Bambus - Das Supergras zum Anziehen

Wenn ihr Bambus hört, denkt ihr dann nicht auch als erstes an Sichtschutz im Garten oder nachhaltiges Geschirr? Dieses schnell nachwachsende Supergras dient seit einiger Zeit als alternativer Rohstoff für unzählige Alltagsgüter wie Zahnbürsten, Geschirr oder Möbel und mittlerweile sogar für Bekleidung.

Vor einiger Zeit begutachtete ich den Rock einer Freundin, tätschelte am Stoff herum und war sehr neugierig aus welchem Material er wohl sei. Als sie sagte, dass er aus Bambus ist, war ich sehr überrascht. Ich begab mich auf die Suche und recherchierte lange im Internet. Mich interessierte vor allem der Anbau und die Verarbeitung.

Bambus kann in großen Mengen abgeholzt werden ohne dass sein Bestand gefährdet wird, denn es wächst durch seine großflächigen Wurzelsysteme extrem schnell nach und anders wie beim Baum stirbt hier beim Abbau nicht die ganze Pflanze.

Bambus ist sehr widerstandsfähig, weshalb kaum oder gar keine Düngemittel, Pestizide oder künstliche Bewässerungsmethoden eingesetzt werden müssen, was schädliche Auswirkungen auf die Umwelt stark verringert. Auch die Wasserbilanz ist niedriger als die von Baumwolle.
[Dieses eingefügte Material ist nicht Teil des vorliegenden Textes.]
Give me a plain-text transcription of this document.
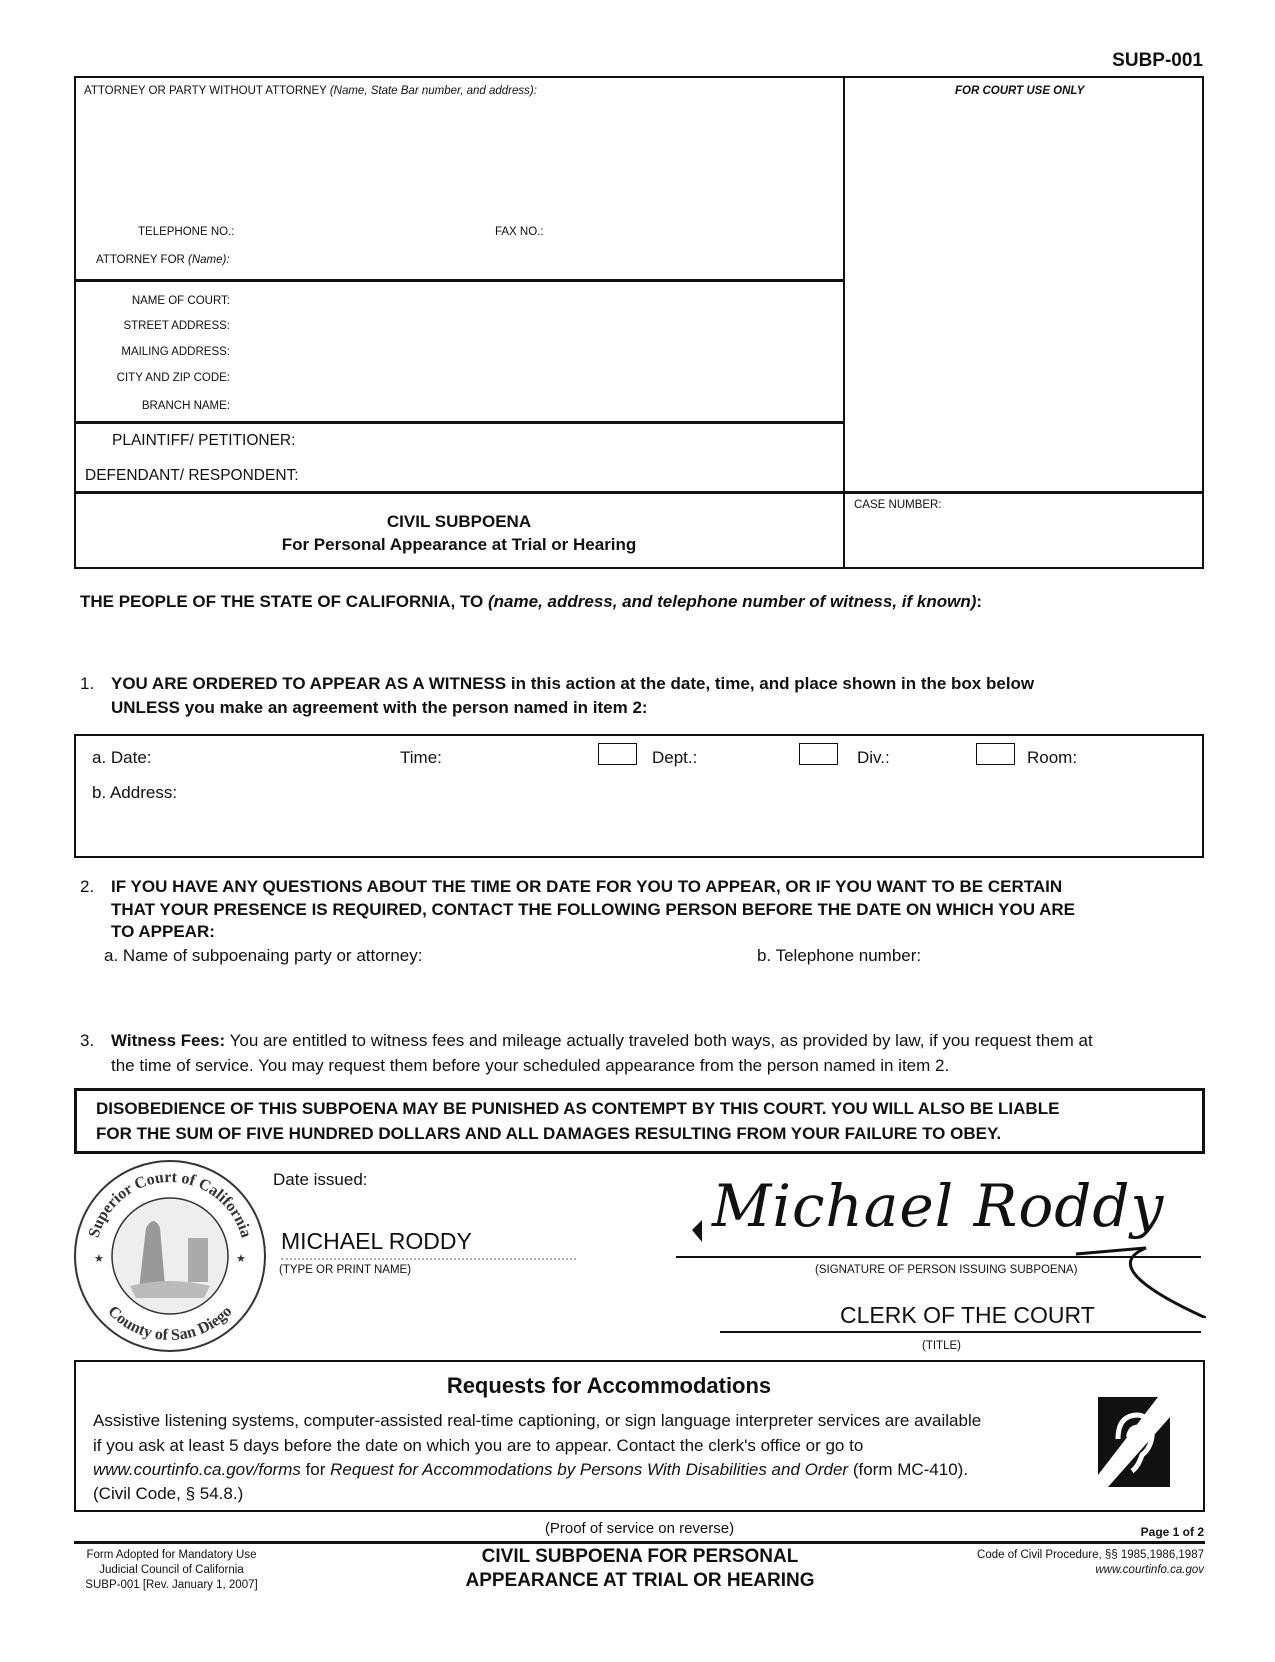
SUBP-001
ATTORNEY OR PARTY WITHOUT ATTORNEY (Name, State Bar number, and address):	FOR COURT USE ONLY
TELEPHONE NO.:	FAX NO.:
ATTORNEY FOR (Name):
NAME OF COURT:
STREET ADDRESS:
MAILING ADDRESS:
CITY AND ZIP CODE:
BRANCH NAME:
PLAINTIFF/ PETITIONER:
DEFENDANT/ RESPONDENT:
CIVIL SUBPOENA
For Personal Appearance at Trial or Hearing
CASE NUMBER:
THE PEOPLE OF THE STATE OF CALIFORNIA, TO (name, address, and telephone number of witness, if known):
1. YOU ARE ORDERED TO APPEAR AS A WITNESS in this action at the date, time, and place shown in the box below
UNLESS you make an agreement with the person named in item 2:
a. Date:	Time:	Dept.:	Div.:	Room:
b. Address:
2. IF YOU HAVE ANY QUESTIONS ABOUT THE TIME OR DATE FOR YOU TO APPEAR, OR IF YOU WANT TO BE CERTAIN
THAT YOUR PRESENCE IS REQUIRED, CONTACT THE FOLLOWING PERSON BEFORE THE DATE ON WHICH YOU ARE
TO APPEAR:
a. Name of subpoenaing party or attorney:	b. Telephone number:
3. Witness Fees: You are entitled to witness fees and mileage actually traveled both ways, as provided by law, if you request them at
the time of service. You may request them before your scheduled appearance from the person named in item 2.
DISOBEDIENCE OF THIS SUBPOENA MAY BE PUNISHED AS CONTEMPT BY THIS COURT. YOU WILL ALSO BE LIABLE
FOR THE SUM OF FIVE HUNDRED DOLLARS AND ALL DAMAGES RESULTING FROM YOUR FAILURE TO OBEY.
★	★
Superior Court of California
County of San Diego
Date issued:
MICHAEL RODDY
(TYPE OR PRINT NAME)
Michael Roddy
(SIGNATURE OF PERSON ISSUING SUBPOENA)
CLERK OF THE COURT
(TITLE)
Requests for Accommodations
Assistive listening systems, computer-assisted real-time captioning, or sign language interpreter services are available
if you ask at least 5 days before the date on which you are to appear. Contact the clerk's office or go to
www.courtinfo.ca.gov/forms for Request for Accommodations by Persons With Disabilities and Order (form MC-410).
(Civil Code, § 54.8.)
(Proof of service on reverse)	Page 1 of 2
Form Adopted for Mandatory Use
Judicial Council of California
SUBP-001 [Rev. January 1, 2007]
CIVIL SUBPOENA FOR PERSONAL
APPEARANCE AT TRIAL OR HEARING
Code of Civil Procedure, §§ 1985,1986,1987
www.courtinfo.ca.gov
Für Bambus ist Regenwasser ausreichend, was bedeutet, dass er nicht gewässert werden muss.

Der Handel mit Bambusstoffen steht in Europa noch ganz am Anfang, weswegen es kaum Zertifizierungen gibt. Trotz nicht vorhandener Biozertifizierung habe ich mich dennoch für diesen Stoff entschieden, denn er überzeugt durch seine positive Umweltbilanz und auch durch seine angenehmen Trageeigenschaften.

Bekleidung aus Bambus ist eine sehr gute und nachhaltige Alternative zu Viskose, Tencel und Modal, denn diese zählen aufgrund ihres Herstellungsprozess zu den Chemiefasern.

Die Stoffe können auf niedriger Temperatur gewaschen werden, sie laufen nicht ein und sind knitterarm. Außerdem sind sie antistatisch, temperaturausgleichend und atmungsaktiv. 

Das klingt doch ganz fantastisch nicht wahr?